Systematic Analysis of Time-Series Gene Expression Data on Tumor Cell-Selective Apoptotic Responses to HDAC Inhibitors

1National Engineering Laboratory for Druggable Gene and Protein Screening, Northeast Normal University, Changchun 130024, China
2School of Computer Science and Information Technology, Northeast Normal University, Changchun 130117, China
3Department of General Internal Medicine, First Hospital of Jilin University, Changchun 130021, China
4Research Center of Agriculture and Medicine Gene Engineering of Ministry of Education, Northeast Normal University, Changchun 130024, China

Received 13 June 2014; Accepted 7 August 2014; Published 13 October 2014

Academic Editor: Hsueh-Fen Juan

Copyright © 2014 Yun-feng Qi et al. This is an open access article distributed under the Creative Commons Attribution License, which permits unrestricted use, distribution, and reproduction in any medium, provided the original work is properly cited.

Abstract

SAHA (suberoylanilide hydroxamic acid or vorinostat) is the first nonselective histone deacetylase (HDAC) inhibitor approved by the US Food and Drug Administration (FDA). SAHA affects histone acetylation in chromatin and a variety of nonhistone substrates, thus influencing many cellular processes. In particularly, SAHA induces selective apoptosis of tumor cells, although the mechanism is not well understood.

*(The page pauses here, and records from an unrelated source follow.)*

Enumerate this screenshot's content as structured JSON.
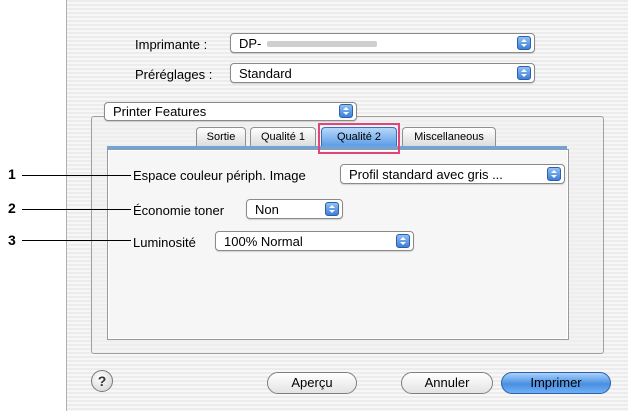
{
  "printer": {
    "label": "Imprimante :",
    "value": "DP-"
  },
  "presets": {
    "label": "Préréglages :",
    "value": "Standard"
  },
  "features_popup": {
    "value": "Printer Features"
  },
  "tabs": [
    {
      "label": "Sortie"
    },
    {
      "label": "Qualité 1"
    },
    {
      "label": "Qualité 2"
    },
    {
      "label": "Miscellaneous"
    }
  ],
  "settings": {
    "color_space": {
      "label": "Espace couleur périph. Image",
      "value": "Profil standard avec gris ..."
    },
    "toner": {
      "label": "Économie toner",
      "value": "Non"
    },
    "brightness": {
      "label": "Luminosité",
      "value": "100% Normal"
    }
  },
  "callouts": [
    "1",
    "2",
    "3"
  ],
  "buttons": {
    "help": "?",
    "preview": "Aperçu",
    "cancel": "Annuler",
    "print": "Imprimer"
  },
  "colors": {
    "accent": "#3d7fd8",
    "highlight": "#e0457c"
  }
}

A series of microarray experiments was recently conducted to investigate tumor cell-selective proapoptotic transcriptional responses induced by SAHA. Based on that gene expression time series, we propose a novel framework for detailed analysis of the mechanism of tumor cell apoptosis selectively induced by SAHA. Our analyses indicated that SAHA selectively disrupted the DNA damage response, cell cycle, p53 expression, and mitochondrial integrity of tumor samples to induce selective tumor cell apoptosis. Our results suggest a possible regulation network. Our research extends the existing research.